My blade gouges up the bark, splinters flying and golden blood spilling out. I step back, giving myself room to strike again, and another Garudyne comes. I sidestep, nearly thrown into the air, but I keep my feet, stumble into my next lunge, piercing one Hesperis through her stomach. Her mouth stretches as she screams, tusks breaking through the lovely lips. I hit the central Hesperis on my backswing, ichor splitting along her face.
You should have taken your chance and gone back to the Seal.
Shaft smacking against my palm, lifting the naginata for the strike to the last Hesperis.
Only on the Seal can you guarantee their safety.

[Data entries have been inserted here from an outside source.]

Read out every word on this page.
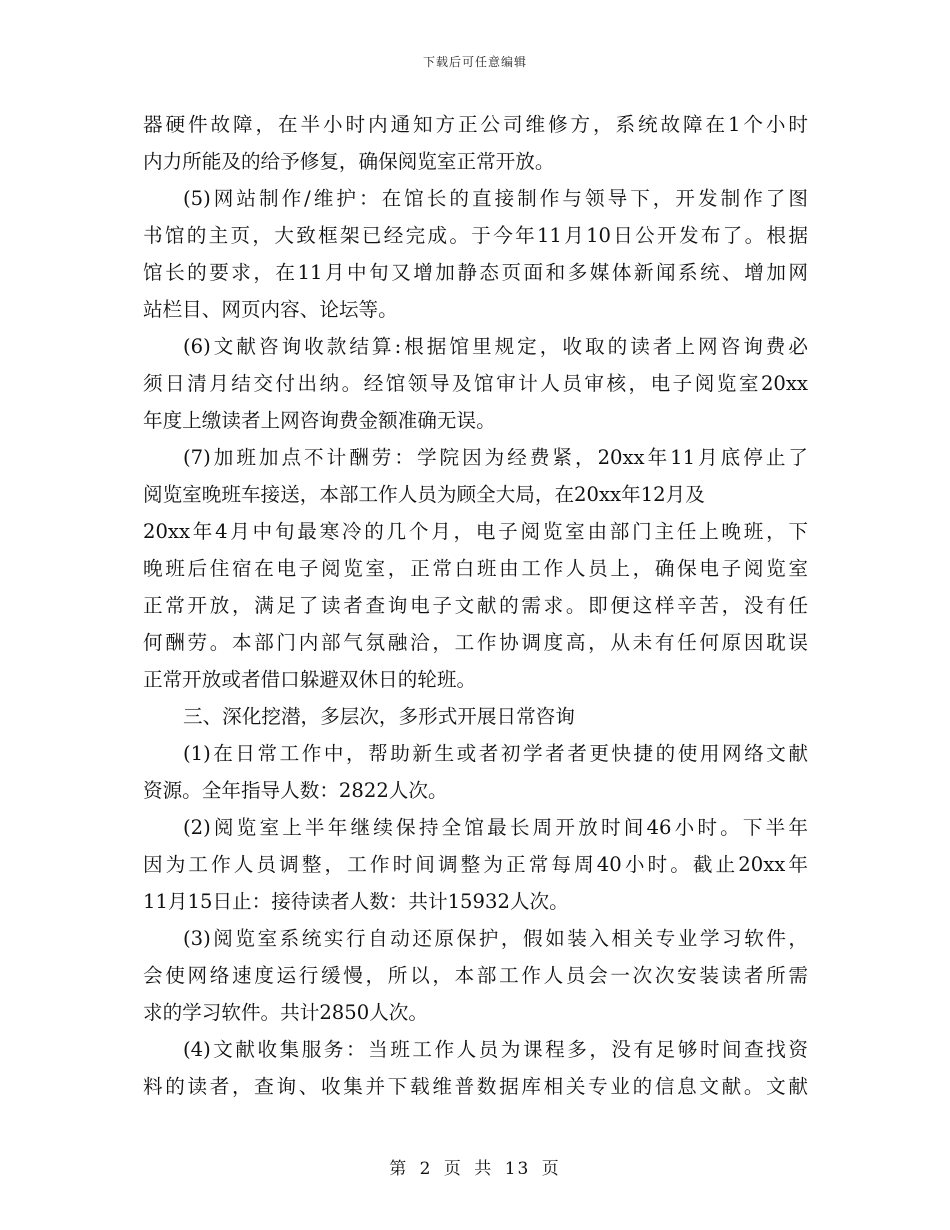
下载后可任意编辑
器硬件故障，在半小时内通知方正公司维修方，系统故障在1个小时
内力所能及的给予修复，确保阅览室正常开放。
(5)网站制作/维护：在馆长的直接制作与领导下，开发制作了图
书馆的主页，大致框架已经完成。于今年11月10日公开发布了。根据
馆长的要求，在11月中旬又增加静态页面和多媒体新闻系统、增加网
站栏目、网页内容、论坛等。
(6)文献咨询收款结算:根据馆里规定，收取的读者上网咨询费必
须日清月结交付出纳。经馆领导及馆审计人员审核，电子阅览室20xx
年度上缴读者上网咨询费金额准确无误。
(7)加班加点不计酬劳：学院因为经费紧，20xx年11月底停止了
阅览室晚班车接送，本部工作人员为顾全大局，在20xx年12月及
20xx年4月中旬最寒冷的几个月，电子阅览室由部门主任上晚班，下
晚班后住宿在电子阅览室，正常白班由工作人员上，确保电子阅览室
正常开放，满足了读者查询电子文献的需求。即便这样辛苦，没有任
何酬劳。本部门内部气氛融洽，工作协调度高，从未有任何原因耽误
正常开放或者借口躲避双休日的轮班。
三、深化挖潜，多层次，多形式开展日常咨询
(1)在日常工作中，帮助新生或者初学者者更快捷的使用网络文献
资源。全年指导人数：2822人次。
(2)阅览室上半年继续保持全馆最长周开放时间46小时。下半年
因为工作人员调整，工作时间调整为正常每周40小时。截止20xx年
11月15日止：接待读者人数：共计15932人次。
(3)阅览室系统实行自动还原保护，假如装入相关专业学习软件，
会使网络速度运行缓慢，所以，本部工作人员会一次次安装读者所需
求的学习软件。共计2850人次。
(4)文献收集服务：当班工作人员为课程多，没有足够时间查找资
料的读者，查询、收集并下载维普数据库相关专业的信息文献。文献
第 2 页 共 13 页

Not while Ker's around. The last Hesperis' head tumbles from her shoulders, my blade flecked with black and gold blood, splattered with my own across my cheeks. I fall back, a gold fountain spraying from the Hesperides' trunk. The flume narrows, softens. The trunk vanishes and the blood pales. Ker, whole again, drops lightly to the ground. She looks unhurt, still wearing her simple dress from the concert.
I slant the naginata in front of myself, waiting for her to shift into another ker. Who's left? Oizys, Philotes –
She isn't smiling, mouth bent with something that might be impatience. "Perhaps it's best to take you out with a ker no one's dealt with yet." She clasps her hands, brings them to her lips, then blows a kiss. "I call upon the Fates."